Um uns schon ein bisschen auf die Mail über den Tod von Jürgen W. Möllemann einzustimmen, möchte ich den nächsten Abschnitt eher dem Leser zum Weiterdenken überlassen, denn ab und zu sollte daran erinnert werden, warum es die Hinweise überhaupt gibt. Im Gegensatz zu den meisten Tageszeitungen verstehen sich die „Hinweise“ als Anregung zum Denken, nicht nur als Übermittlung von Nachrichten. Natürlich lässt sich dadurch die Subjektivität nicht immer verbergen, manchmal kommt sie sicher sogar sehr stark zu Vorschein, aber nichtsdestotrotz hoffe ich, dass der gesunde Menschenverstand bei jedem Leser selbst einsetzt. Wie schon häufiger bemerkt: „Jeder soll an das glauben, an was er will.“
Offene Fragen, die man sich selbst beantworten kann (wenn man will) oder die man sich als SPIEGEL-Redakteur bzw. -Journalist sicherlich mal gefragt hat, aber welche mittlerweile aus dem Blickfeld geraten sind bzw. mussten:
1. Kann ein Journal wirklich investigativ sein, wenn es zu mehr als einem Drittel von Werbepartnern unterstützt wird?

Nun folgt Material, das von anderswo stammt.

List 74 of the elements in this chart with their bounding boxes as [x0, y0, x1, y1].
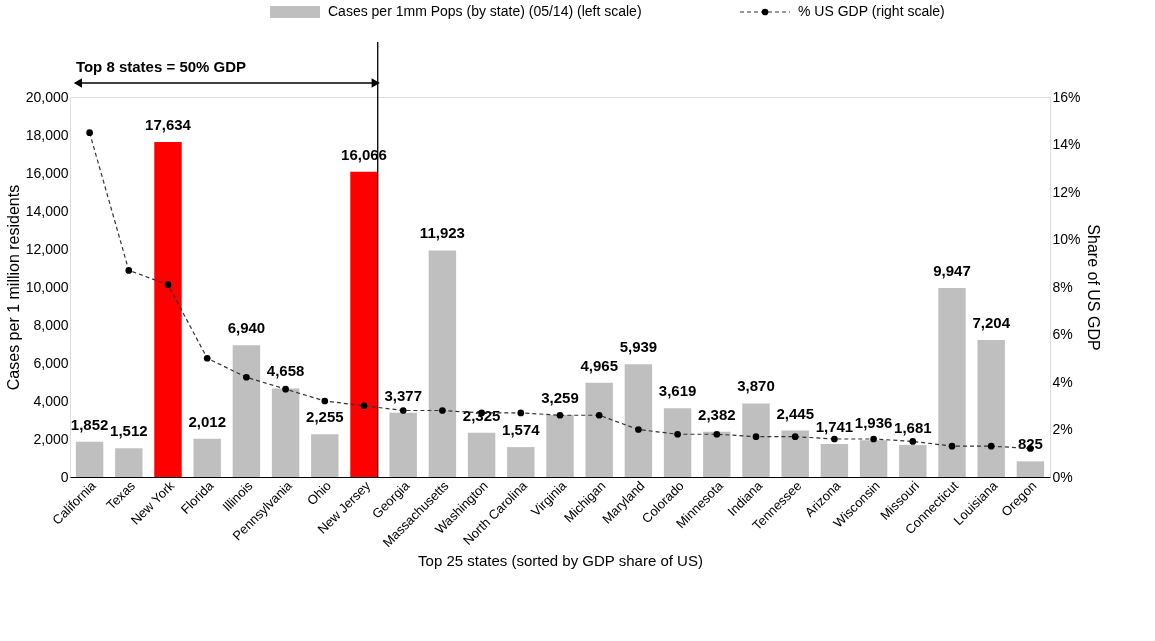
y-tick-label: 16,000: [25, 164, 69, 181]
y-tick-label: 10,000: [25, 278, 69, 295]
y-tick-label: 2,000: [33, 430, 69, 447]
y2-tick-label: 10%: [1052, 231, 1081, 247]
bar: [624, 364, 653, 477]
bar: [663, 408, 692, 477]
data-label: 11,923: [419, 224, 465, 242]
bar: [193, 438, 221, 477]
y-tick-label: 6,000: [33, 354, 69, 371]
bar: [115, 448, 143, 477]
legend-label: % US GDP (right scale): [798, 3, 945, 19]
bar: [820, 443, 849, 477]
data-label: 3,619: [658, 382, 697, 400]
bar: [75, 441, 104, 477]
data-label: 3,870: [737, 377, 775, 395]
data-label: 3,259: [541, 389, 579, 407]
y2-tick-label: 12%: [1052, 183, 1081, 200]
bar: [703, 431, 731, 477]
y2-axis-title: Share of US GDP: [1084, 224, 1102, 351]
data-label: 2,255: [306, 408, 344, 426]
y-tick-label: 8,000: [33, 316, 69, 333]
y-tick-label: 20,000: [25, 88, 69, 105]
data-label: 1,852: [70, 415, 109, 433]
y-tick-label: 0: [60, 468, 69, 485]
data-label: 1,681: [894, 419, 932, 437]
y-tick-label: 18,000: [25, 126, 69, 143]
bar: [428, 250, 457, 477]
data-label: 5,939: [619, 338, 658, 356]
data-label: 4,965: [580, 356, 618, 374]
data-label: 2,382: [698, 405, 736, 423]
y2-tick-label: 6%: [1052, 326, 1073, 342]
data-label: 4,658: [266, 362, 305, 380]
data-label: 1,574: [502, 421, 541, 439]
bar: [271, 388, 300, 477]
bar: [389, 412, 417, 477]
bar: [781, 430, 809, 477]
text: Top 8 states = 50% GDP: [75, 58, 247, 75]
bar: [232, 345, 261, 477]
data-label: 1,741: [815, 417, 854, 435]
bar: [154, 141, 182, 477]
y2-tick-label: 2%: [1052, 421, 1073, 437]
bar: [311, 434, 339, 477]
x-axis-title: Top 25 states (sorted by GDP share of US): [418, 552, 703, 569]
bar: [938, 288, 966, 477]
y2-tick-label: 8%: [1052, 278, 1073, 295]
y-axis-title: Cases per 1 million residents: [4, 184, 22, 391]
bar: [859, 440, 888, 477]
y-tick-label: 4,000: [33, 392, 69, 409]
y-tick-label: 12,000: [25, 240, 69, 257]
legend-label: Cases per 1mm Pops (by state) (05/14) (left scale): [328, 3, 642, 19]
data-label: 9,947: [933, 262, 971, 280]
y2-tick-label: 14%: [1052, 136, 1081, 152]
data-label: 1,936: [854, 414, 893, 432]
y2-tick-label: 0%: [1052, 468, 1073, 485]
bar: [977, 340, 1005, 477]
data-label: 2,012: [188, 412, 226, 430]
x-tick-label: Ohio: [303, 478, 334, 509]
bar: [899, 445, 927, 477]
y2-tick-label: 4%: [1052, 373, 1073, 390]
data-label: 7,204: [972, 314, 1011, 332]
data-label: 6,940: [227, 319, 266, 337]
y-tick-label: 14,000: [25, 202, 69, 219]
data-label: 1,512: [110, 422, 148, 440]
bar: [585, 382, 613, 477]
bar: [467, 432, 496, 477]
data-label: 17,634: [145, 115, 192, 133]
data-label: 2,445: [776, 404, 814, 422]
bar: [1016, 461, 1045, 477]
data-label: 3,377: [384, 386, 422, 404]
bar: [350, 171, 378, 477]
bar: [507, 447, 535, 477]
bar: [742, 403, 770, 477]
y2-tick-label: 16%: [1052, 88, 1081, 105]
bar: [546, 415, 574, 477]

2. Inwieweit sind also wirklich kritische Artikel über die Automobil- und Finanzindustrie überhaupt möglich?
3. Warum macht ein investigatives Journal Werbung für vermeintliche Konkurrenten (z.B. STERN)?
4. Wie lässt es sich erklären, dass der SPIEGEL für die BILD-Zeitung wirbt?
5. Welches Klientel erwartet der SPIEGEL unter seiner Leserschaft?
6. Was wären die Konsequenzen, wenn die BILD-Zeitung im Gegenzug Werbung für den SPIEGEL machen würde?
7. Woran könnte es liegen, dass Heft 42/2003 einen derart großen Werbeanteil hatte und das Titelthema „Versenktes Geld“ hieß?
8. ...
Diese Liste ließe sich sicher noch erweitern und einige Fragen mögen vielleicht nicht sonderlich wichtig sein, aber dennoch denke ich, kann sich jeder ein Bild über die Fähigkeiten des SPIEGELs als „wirklich investigatives Journal“ machen.
In diesem Sinne, einen guten Start in die Woche, Euer Micha.
PS:
Diese e-Mail kann wie immer gern weitergeleitet werden.